Middle powers must act together because if you are not at the table, you are on the menu.
Great
powers can afford to go it alone. They have the market size, the
military capacity, the leverage to dictate terms. Middle powers do not.
But when we only negotiate bilaterally with a hegemon, we negotiate from
weakness. We accept what is offered. We compete with each other to be
the most accommodating.
This is not sovereignty. It is the performance of sovereignty while accepting subordination.
In
a world of great power rivalry, the countries in between have a choice:
to compete with each other for favour or to combine to create a third
path with impact.
We should not
allow the rise of hard power to blind us to the fact that the power of
legitimacy, integrity, and rules will remain strong — if we choose to
wield it together.
Which brings me back to Havel.
What would it mean for middle powers to “live in truth”?
It
means naming reality.
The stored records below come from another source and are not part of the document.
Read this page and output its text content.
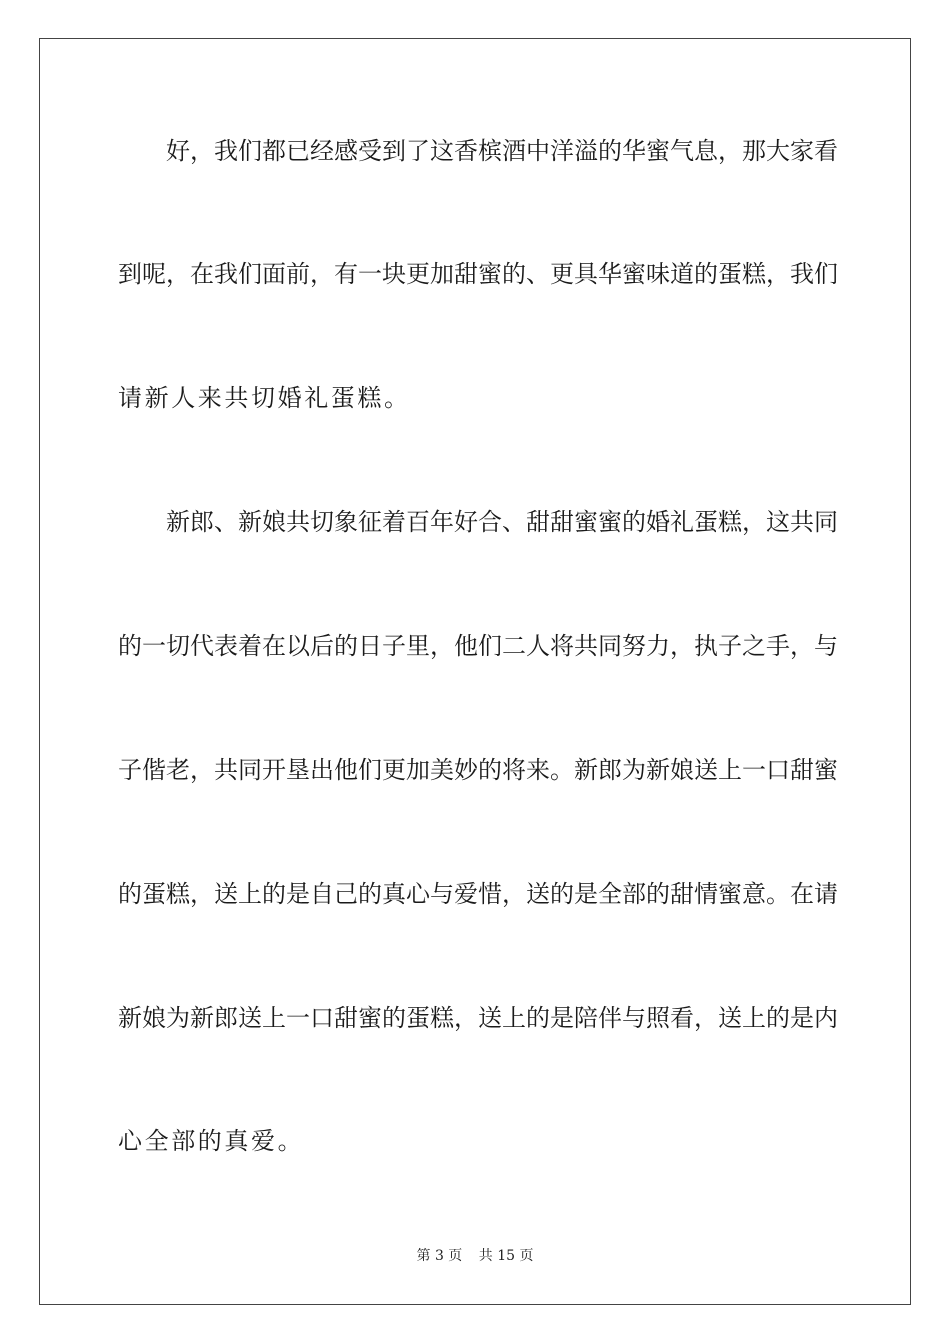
好 ， 我 们 都 已 经 感 受 到 了 这 香 槟 酒 中 洋 溢 的 华 蜜 气 息 ， 那 大 家 看
到 呢 ， 在 我 们 面 前 ， 有 一 块 更 加 甜 蜜 的 、 更 具 华 蜜 味 道 的 蛋 糕 ， 我 们
请新人来共切婚礼蛋糕。
新 郎 、 新 娘 共 切 象 征 着 百 年 好 合 、 甜 甜 蜜 蜜 的 婚 礼 蛋 糕 ， 这 共 同
的 一 切 代 表 着 在 以 后 的 日 子 里 ， 他 们 二 人 将 共 同 努 力 ， 执 子 之 手 ， 与
子 偕 老 ， 共 同 开 垦 出 他 们 更 加 美 妙 的 将 来 。 新 郎 为 新 娘 送 上 一 口 甜 蜜
的 蛋 糕 ， 送 上 的 是 自 己 的 真 心 与 爱 惜 ， 送 的 是 全 部 的 甜 情 蜜 意 。 在 请
新 娘 为 新 郎 送 上 一 口 甜 蜜 的 蛋 糕 ， 送 上 的 是 陪 伴 与 照 看 ， 送 上 的 是 内
心全部的真爱。
第 3 页 共 15 页
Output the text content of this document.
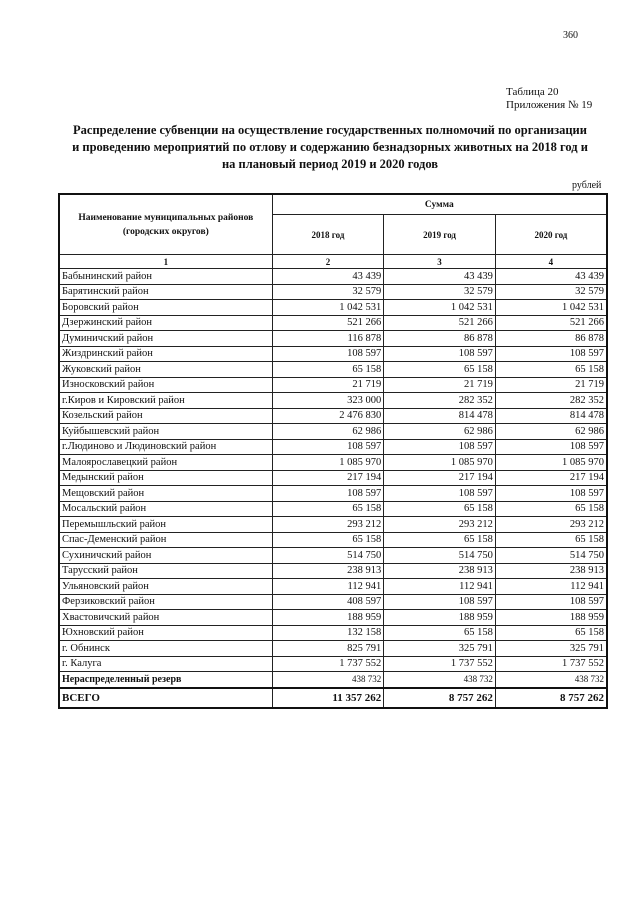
360
Таблица 20
Приложения № 19
Распределение субвенции на осуществление государственных полномочий по организации и проведению мероприятий по отлову и содержанию безнадзорных животных на 2018 год и на плановый период 2019 и 2020 годов
рублей
Наименование муниципальных районов (городских округов)	Сумма		
	2018 год	2019 год	2020 год
1	2	3	4
Бабынинский район	43 439	43 439	43 439
Барятинский район	32 579	32 579	32 579
Боровский район	1 042 531	1 042 531	1 042 531
Дзержинский район	521 266	521 266	521 266
Думиничский район	116 878	86 878	86 878
Жиздринский район	108 597	108 597	108 597
Жуковский район	65 158	65 158	65 158
Износковский район	21 719	21 719	21 719
г.Киров и Кировский район	323 000	282 352	282 352
Козельский район	2 476 830	814 478	814 478
Куйбышевский район	62 986	62 986	62 986
г.Людиново и Людиновский район	108 597	108 597	108 597
Малоярославецкий район	1 085 970	1 085 970	1 085 970
Медынский район	217 194	217 194	217 194
Мещовский район	108 597	108 597	108 597
Мосальский район	65 158	65 158	65 158
Перемышльский район	293 212	293 212	293 212
Спас-Деменский район	65 158	65 158	65 158
Сухиничский район	514 750	514 750	514 750
Тарусский район	238 913	238 913	238 913
Ульяновский район	112 941	112 941	112 941
Ферзиковский район	408 597	108 597	108 597
Хвастовичский район	188 959	188 959	188 959
Юхновский район	132 158	65 158	65 158
г. Обнинск	825 791	325 791	325 791
г. Калуга	1 737 552	1 737 552	1 737 552
Нераспределенный резерв	438 732	438 732	438 732
ВСЕГО	11 357 262	8 757 262	8 757 262
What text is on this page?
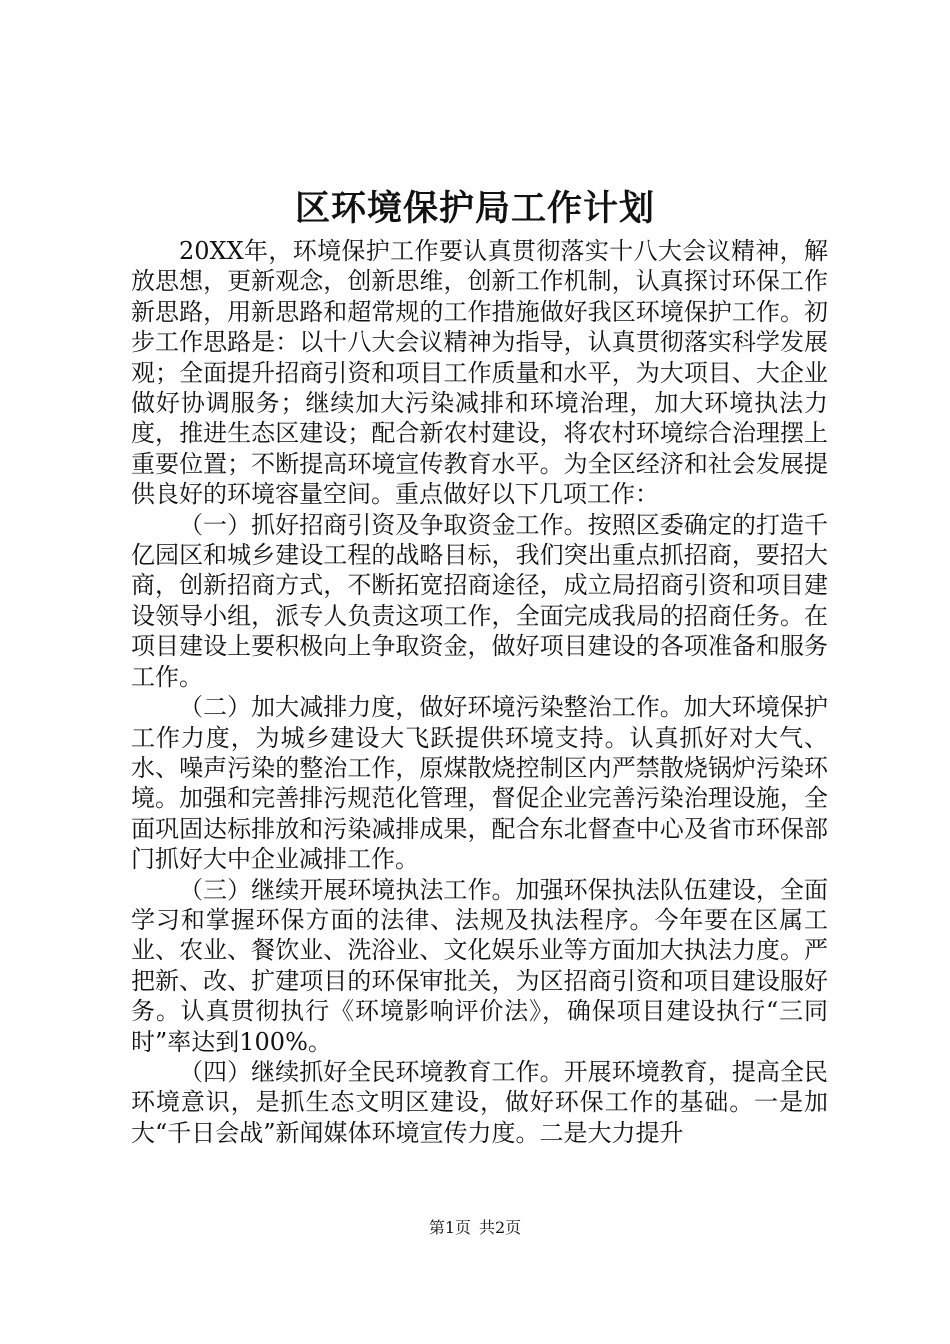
区环境保护局工作计划

20XX年，环境保护工作要认真贯彻落实十八大会议精神，解放思想，更新观念，创新思维，创新工作机制，认真探讨环保工作新思路，用新思路和超常规的工作措施做好我区环境保护工作。初步工作思路是：以十八大会议精神为指导，认真贯彻落实科学发展观；全面提升招商引资和项目工作质量和水平，为大项目、大企业做好协调服务；继续加大污染减排和环境治理，加大环境执法力度，推进生态区建设；配合新农村建设，将农村环境综合治理摆上重要位置；不断提高环境宣传教育水平。为全区经济和社会发展提供良好的环境容量空间。重点做好以下几项工作：

（一）抓好招商引资及争取资金工作。按照区委确定的打造千亿园区和城乡建设工程的战略目标，我们突出重点抓招商，要招大商，创新招商方式，不断拓宽招商途径，成立局招商引资和项目建设领导小组，派专人负责这项工作，全面完成我局的招商任务。在项目建设上要积极向上争取资金，做好项目建设的各项准备和服务工作。

（二）加大减排力度，做好环境污染整治工作。加大环境保护工作力度，为城乡建设大飞跃提供环境支持。认真抓好对大气、水、噪声污染的整治工作，原煤散烧控制区内严禁散烧锅炉污染环境。加强和完善排污规范化管理，督促企业完善污染治理设施，全面巩固达标排放和污染减排成果，配合东北督查中心及省市环保部门抓好大中企业减排工作。

（三）继续开展环境执法工作。加强环保执法队伍建设，全面学习和掌握环保方面的法律、法规及执法程序。今年要在区属工业、农业、餐饮业、洗浴业、文化娱乐业等方面加大执法力度。严把新、改、扩建项目的环保审批关，为区招商引资和项目建设服好务。认真贯彻执行《环境影响评价法》，确保项目建设执行“三同时”率达到100%。

（四）继续抓好全民环境教育工作。开展环境教育，提高全民环境意识，是抓生态文明区建设，做好环保工作的基础。一是加大“千日会战”新闻媒体环境宣传力度。二是大力提升

第1页 共2页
Stop invoking the “rules-based international
order” as though it still functions as advertised. Call the system what
it is: a period of intensifying great power rivalry, where the most
powerful pursue their interests using economic integration as a weapon
of coercion.
It means acting
consistently. Apply the same standards to allies and rivals. When middle
powers criticise economic intimidation from one direction but stay
silent when it comes from another, we are keeping the sign in the
window.
It means building what
we claim to believe in. Rather than waiting for the old order to be
restored, create institutions and agreements that function as described.
And
it means reducing the leverage that enables coercion. Building a strong
domestic economy should always be every government’s priority.
Diversification internationally is not just economic prudence; it is the
material foundation for honest foreign policy. Countries earn the right
to principled stands by reducing their vulnerability to retaliation.
Canada
has what the world wants. We are an energy superpower. We hold vast
reserves of critical minerals. We have the most educated population in
the world. Our pension funds are amongst the world’s largest and most
sophisticated investors. We have capital, talent, and a government with
the immense fiscal capacity to act decisively.
And we have the values to which many others aspire.
Canada
is a pluralistic society that works. Our public square is loud,
diverse, and free. Canadians remain committed to sustainability.
We
are a stable, reliable partner—in a world that is anything but—a
partner that builds and values relationships for the long term.
Canada has something else: a recognition of what is happening and a determination to act accordingly.
We understand that this rupture calls for more than adaptation. It calls for honesty about the world as it is.
We are taking the sign out of the window.
The old order is not coming back. We should not mourn it. Nostalgia is not a strategy.
But from the fracture, we can build something better, stronger, and more just.
This
is the task of the middle powers, who have the most to lose from a
world of fortresses and the most to gain from a world of genuine
cooperation.
The powerful have
their power. But we have something too – the capacity to stop
pretending, to name reality, to build our strength at home, and to act
together.
That is Canada’s path. We choose it openly and confidently.
And it is a path wide open to any country willing to take it with us."